Llegó a la reunión con un amigo. Cuando llegó la cuenta para los tres, dijo: "Dividámosla equitativamente, si no, será incómodo...".

“Vamos, no seas tacaña. Nosotras tampoco somos ricas”. Saqué mi cartera y conté 1000 rublos, justo lo que costaban mi pasta y mi jugo. Los puse sobre la mesa y me levanté. Viktor me agarró la mano.

“¿Adónde vas? ¡Todavía no hemos pagado!”

Retiré la mano.

“Yo pagué lo mío. Tú pagas el resto”.
Salí del restaurante y paré un taxi. Salieron corriendo tras de mí, Viktor gritando:

“¡¿Qué estás haciendo?! ¡Nos engañaste!”

Me subí al coche y me marché. Esa noche, me envió un largo mensaje explicándome lo egoísta que era, cómo una mujer de verdad debería entender a los hombres y cómo les había arruinado la noche. Lo bloqueé.
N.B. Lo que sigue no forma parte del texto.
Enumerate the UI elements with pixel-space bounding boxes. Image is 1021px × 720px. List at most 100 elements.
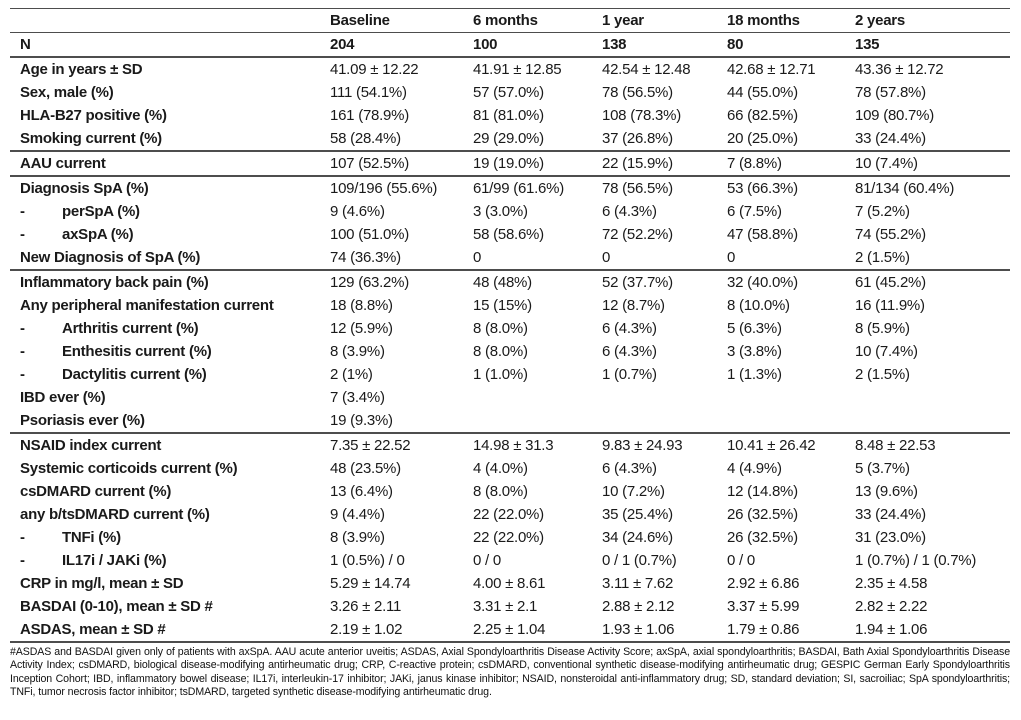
cell-value: 3.11 ± 7.62 xyxy=(602,575,674,592)
table-row: - TNFi (%) 8 (3.9%) 22 (22.0%) 34 (24.6%) 26 … xyxy=(10,526,1010,549)
cell-value: 19 (19.0%) xyxy=(473,155,544,172)
row-label: Smoking current (%) xyxy=(10,127,330,151)
cell-value: 37 (26.8%) xyxy=(602,130,673,147)
cell-value xyxy=(855,409,1010,433)
table-row: Smoking current (%) 58 (28.4%) 29 (29.0%) 3… xyxy=(10,127,1010,151)
cell-value: 41.91 ± 12.85 xyxy=(473,61,562,78)
cell-value: 0 xyxy=(602,249,611,266)
cell-value: 2.25 ± 1.04 xyxy=(473,621,546,638)
cell-value: 8 (8.0%) xyxy=(473,343,528,360)
table-row: Systemic corticoids current (%) 48 (23.5%… xyxy=(10,457,1010,480)
cell-value: 3.37 ± 5.99 xyxy=(727,598,800,615)
row-bullet-dash: - xyxy=(20,366,25,383)
cell-value: 3.26 ± 2.11 xyxy=(330,598,402,615)
cell-value: 4 (4.0%) xyxy=(473,460,528,477)
row-label: - perSpA (%) xyxy=(10,200,330,223)
cell-value: 78 (56.5%) xyxy=(602,180,673,197)
row-label-text: any b/tsDMARD current (%) xyxy=(20,506,210,523)
column-header-baseline: Baseline xyxy=(330,12,390,29)
cell-value: 16 (11.9%) xyxy=(855,297,925,314)
row-label: IBD ever (%) xyxy=(10,386,330,409)
cell-value: 26 (32.5%) xyxy=(727,529,798,546)
row-label-text: Diagnosis SpA (%) xyxy=(20,180,149,197)
cell-value: 80 xyxy=(727,36,744,53)
cell-value: 1 (0.5%) / 0 xyxy=(330,552,405,569)
row-label-text: Arthritis current (%) xyxy=(62,320,199,337)
cell-value: 78 (57.8%) xyxy=(855,84,926,101)
cell-value: 47 (58.8%) xyxy=(727,226,798,243)
cell-value xyxy=(473,386,602,409)
cell-value: 2 (1.5%) xyxy=(855,366,910,383)
cell-value: 8 (8.0%) xyxy=(473,320,528,337)
cell-value: 8 (3.9%) xyxy=(330,529,385,546)
cell-value: 8 (5.9%) xyxy=(855,320,910,337)
cell-value: 18 (8.8%) xyxy=(330,297,393,314)
row-bullet-dash: - xyxy=(20,203,25,220)
row-label-text: NSAID index current xyxy=(20,437,162,454)
row-label-text: IL17i / JAKi (%) xyxy=(62,552,167,569)
cell-value: 1 (1.0%) xyxy=(473,366,528,383)
cell-value: 0 / 0 xyxy=(473,552,501,569)
row-label-text: Sex, male (%) xyxy=(20,84,114,101)
row-bullet-dash: - xyxy=(20,320,25,337)
row-label-text: csDMARD current (%) xyxy=(20,483,172,500)
cell-value: 81 (81.0%) xyxy=(473,107,544,124)
cell-value: 1.93 ± 1.06 xyxy=(602,621,675,638)
baseline-characteristics-table: Baseline 6 months 1 year 18 months 2 yea… xyxy=(10,8,1010,643)
cell-value: 26 (32.5%) xyxy=(727,506,798,523)
cell-value: 161 (78.9%) xyxy=(330,107,409,124)
table-body: N 204 100 138 80 135 Age in years ± SD 41.09 ± … xyxy=(10,33,1010,643)
table-row: any b/tsDMARD current (%) 9 (4.4%) 22 (22.… xyxy=(10,503,1010,526)
cell-value: 1 (0.7%) xyxy=(602,366,657,383)
row-label: Systemic corticoids current (%) xyxy=(10,457,330,480)
row-label: Psoriasis ever (%) xyxy=(10,409,330,433)
row-label: BASDAI (0-10), mean ± SD # xyxy=(10,595,330,618)
row-label: - axSpA (%) xyxy=(10,223,330,246)
cell-value: 107 (52.5%) xyxy=(330,155,409,172)
cell-value: 2.35 ± 4.58 xyxy=(855,575,928,592)
cell-value: 129 (63.2%) xyxy=(330,274,409,291)
cell-value: 5 (3.7%) xyxy=(855,460,910,477)
row-bullet-dash: - xyxy=(20,529,25,546)
cell-value: 53 (66.3%) xyxy=(727,180,798,197)
cell-value: 2 (1%) xyxy=(330,366,373,383)
row-label-text: CRP in mg/l, mean ± SD xyxy=(20,575,184,592)
cell-value: 48 (48%) xyxy=(473,274,532,291)
row-label: csDMARD current (%) xyxy=(10,480,330,503)
cell-value: 74 (36.3%) xyxy=(330,249,401,266)
table-row: - IL17i / JAKi (%) 1 (0.5%) / 0 0 / 0 0 / 1 … xyxy=(10,549,1010,572)
cell-value: 109 (80.7%) xyxy=(855,107,934,124)
row-label-text: Inflammatory back pain (%) xyxy=(20,274,209,291)
row-label: CRP in mg/l, mean ± SD xyxy=(10,572,330,595)
cell-value: 57 (57.0%) xyxy=(473,84,544,101)
cell-value: 58 (58.6%) xyxy=(473,226,544,243)
row-label: Diagnosis SpA (%) xyxy=(10,176,330,200)
table-row: Psoriasis ever (%) 19 (9.3%) xyxy=(10,409,1010,433)
cell-value: 1 (0.7%) / 1 (0.7%) xyxy=(855,552,977,569)
cell-value: 3 (3.0%) xyxy=(473,203,528,220)
cell-value: 5.29 ± 14.74 xyxy=(330,575,411,592)
cell-value: 204 xyxy=(330,36,355,53)
row-label-text: Any peripheral manifestation current xyxy=(20,297,274,314)
cell-value: 9 (4.6%) xyxy=(330,203,385,220)
cell-value: 0 xyxy=(473,249,482,266)
row-bullet-dash: - xyxy=(20,343,25,360)
cell-value: 35 (25.4%) xyxy=(602,506,673,523)
row-label: AAU current xyxy=(10,151,330,176)
cell-value: 19 (9.3%) xyxy=(330,412,393,429)
cell-value: 2.88 ± 2.12 xyxy=(602,598,675,615)
table-row: Diagnosis SpA (%) 109/196 (55.6%) 61/99 (6… xyxy=(10,176,1010,200)
cell-value: 1.79 ± 0.86 xyxy=(727,621,800,638)
cell-value: 44 (55.0%) xyxy=(727,84,798,101)
cell-value: 52 (37.7%) xyxy=(602,274,673,291)
cell-value: 109/196 (55.6%) xyxy=(330,180,438,197)
column-header-18-months: 18 months xyxy=(727,12,800,29)
cell-value: 100 (51.0%) xyxy=(330,226,409,243)
cell-value: 13 (9.6%) xyxy=(855,483,918,500)
table-row: New Diagnosis of SpA (%) 74 (36.3%) 0 0 0 2 (… xyxy=(10,246,1010,270)
cell-value: 7 (8.8%) xyxy=(727,155,782,172)
row-label: - Enthesitis current (%) xyxy=(10,340,330,363)
cell-value: 42.54 ± 12.48 xyxy=(602,61,691,78)
cell-value: 108 (78.3%) xyxy=(602,107,681,124)
cell-value: 6 (4.3%) xyxy=(602,343,657,360)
La segunda cita: Contaba cada bocado
Un mes después, decidí darle otra oportunidad a las aplicaciones de citas. Conocí a Igor, de cincuenta y un años, abogado. Intercambiamos mensajes durante una semana y quedamos en vernos en una cafetería. Llegó puntual y parecía respetable. Nos sentamos y pedimos la comida. Yo pedí una ensalada y té. Él pidió sopa y puré de manzana.

Cuando llegó la comida, sacó una calculadora del bolsillo: una calculadora de bolsillo de lo más normal. La puso junto al plato. Me sorprendió.

“¿Para qué es esto?”

Respondió con calma y sonrió.

“Calcular quién debe qué. Estoy acostumbrado a ser preciso.”